Yürüyüş

  Sabah erkenden uyandı. Aslında uyanmak zorunda olmasa uyanmazdı. Uyandıktan sonra uyuyamıyordu da. Gece erkenden uyumuştu ama yine de kendini dinlenmiş hissetmiyordu. Güneşin doğuşunu izledi pencereden. Aslında bugün ne yapacağı hakkında  pek bir fikri yoktu. Her zamankki gibi kendini hayatın akışına bırakacaktı. Uzun zamandır uzun vadeli planları yoktu. Elbette bu durumda günlük planları da olmuyordu, olamıyordu. 

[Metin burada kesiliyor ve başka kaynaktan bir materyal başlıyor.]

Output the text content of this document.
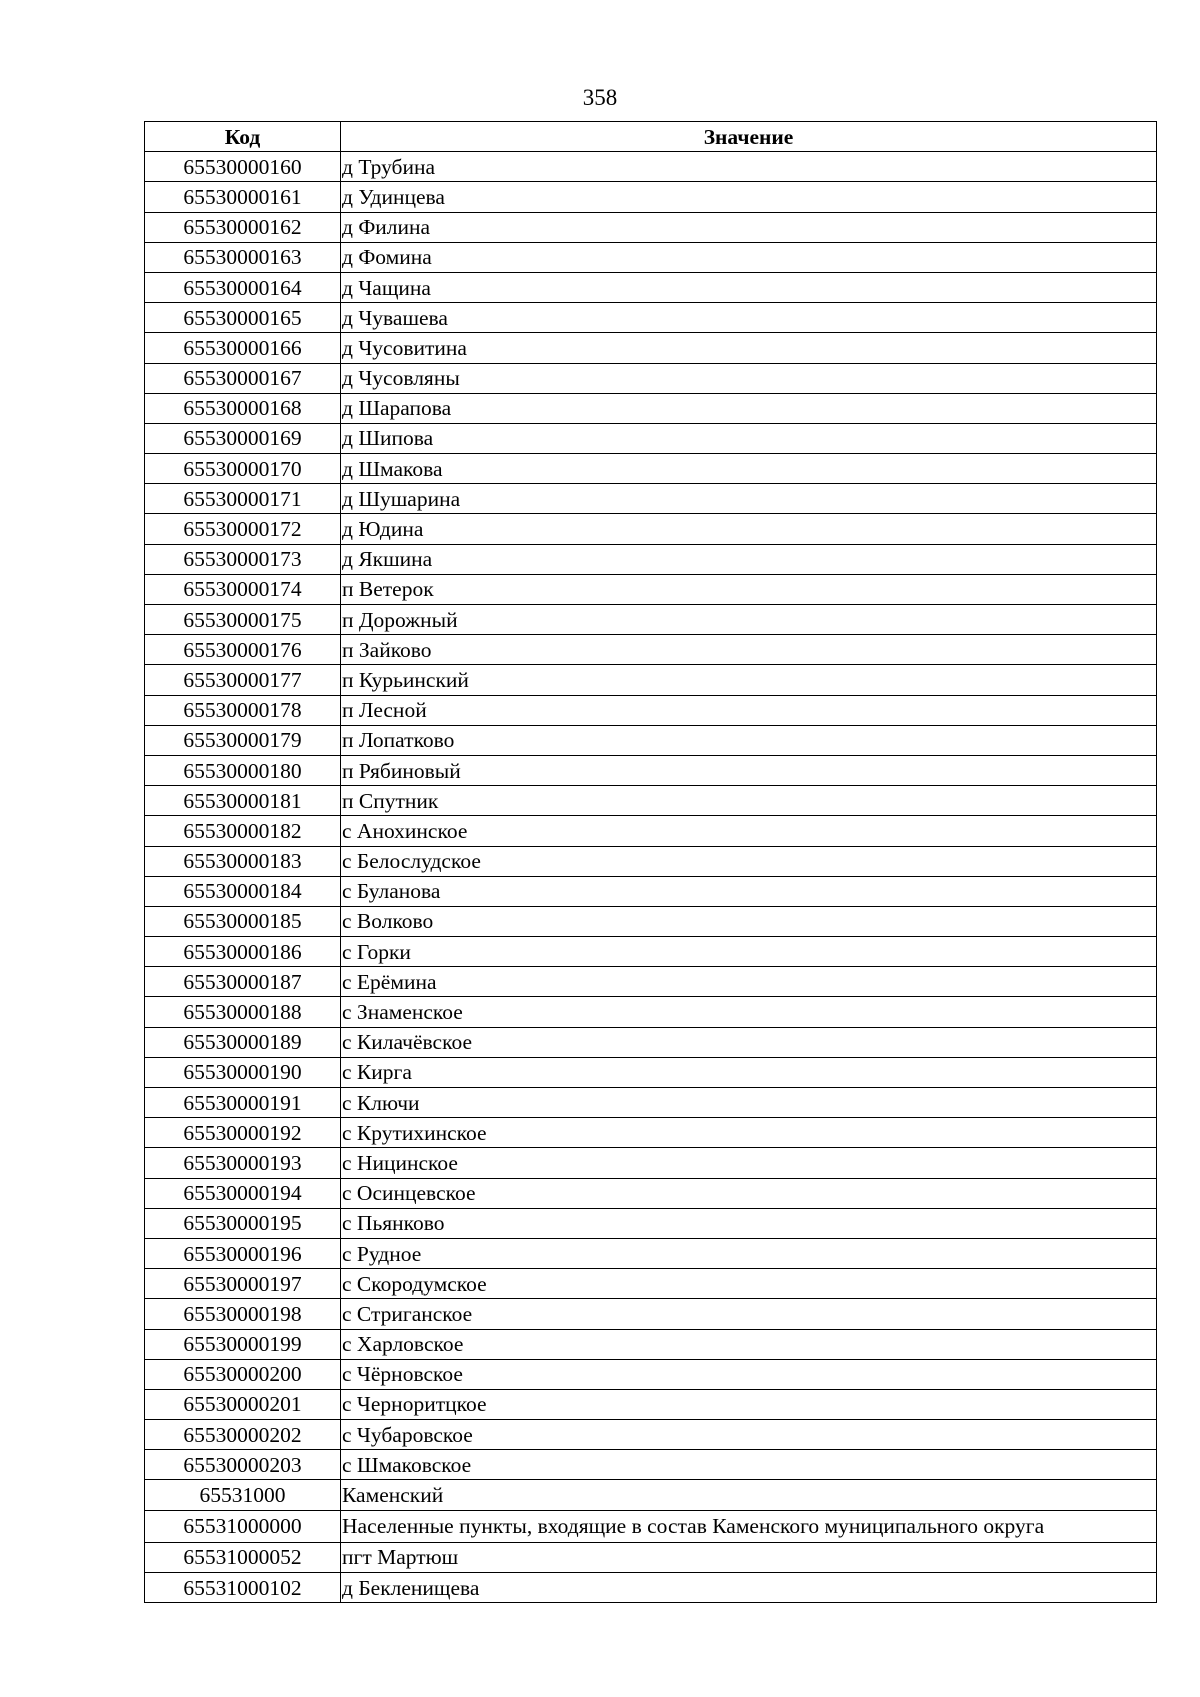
358
Код	Значение
65530000160	д Трубина
65530000161	д Удинцева
65530000162	д Филина
65530000163	д Фомина
65530000164	д Чащина
65530000165	д Чувашева
65530000166	д Чусовитина
65530000167	д Чусовляны
65530000168	д Шарапова
65530000169	д Шипова
65530000170	д Шмакова
65530000171	д Шушарина
65530000172	д Юдина
65530000173	д Якшина
65530000174	п Ветерок
65530000175	п Дорожный
65530000176	п Зайково
65530000177	п Курьинский
65530000178	п Лесной
65530000179	п Лопатково
65530000180	п Рябиновый
65530000181	п Спутник
65530000182	с Анохинское
65530000183	с Белослудское
65530000184	с Буланова
65530000185	с Волково
65530000186	с Горки
65530000187	с Ерёмина
65530000188	с Знаменское
65530000189	с Килачёвское
65530000190	с Кирга
65530000191	с Ключи
65530000192	с Крутихинское
65530000193	с Ницинское
65530000194	с Осинцевское
65530000195	с Пьянково
65530000196	с Рудное
65530000197	с Скородумское
65530000198	с Стриганское
65530000199	с Харловское
65530000200	с Чёрновское
65530000201	с Черноритцкое
65530000202	с Чубаровское
65530000203	с Шмаковское
65531000	Каменский
65531000000	Населенные пункты, входящие в состав Каменского муниципального округа
65531000052	пгт Мартюш
65531000102	д Бекленищева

  Her sabah gerçekleştirdiği günlük rutinleri gerçekleştirdikten sonra yürüyüş yapma isteği uyandı içinde. Eşofmanlarını giyip kendini sokağa attı. Baharın en güzel günleriydi. Masmavi gökyüzü, yemyeşil ağaçlar ve cıvıl cıvıl kuşlar. Dışarısı çok iyi görünüyordu. Otlar her fırsat buldukları yerde kaldırım taşlarınn arasından, yollardaki yeşil alanlardan ve refüjlerden fışkırmışlardı. Şimdilik yemyeşillerdi. Ancak bir hafta kalmaz hepsi sararırlardı. Doğanın en çok bu yeşil halini seviyordu. Otlar henüz yeşilken her şey çok güzel görünüyordu. Sokaklar tenhaydı, apartmanların önlerinde dizi dizi park edilmiş arabalar duruyordu. Kumru seslerini işitiyordu; "gugguuuuuuug gu, gug guuuuuuug gu". Kumru seslerini çocukluğundan hatırlıyordu. O zamanlarda erkenden kalkar kendini sokağa atardı. Sokakta kumruları ve kumru seslerini işitirdi. Bu kumru sesi onu çocukluğuna götürdüğü için ayrıca bir sevinç duymuştu. Kendini iyi hissetmeye başlamıştı. "İyi ki dışarı çıkmışım" diye geçirdi içinden. 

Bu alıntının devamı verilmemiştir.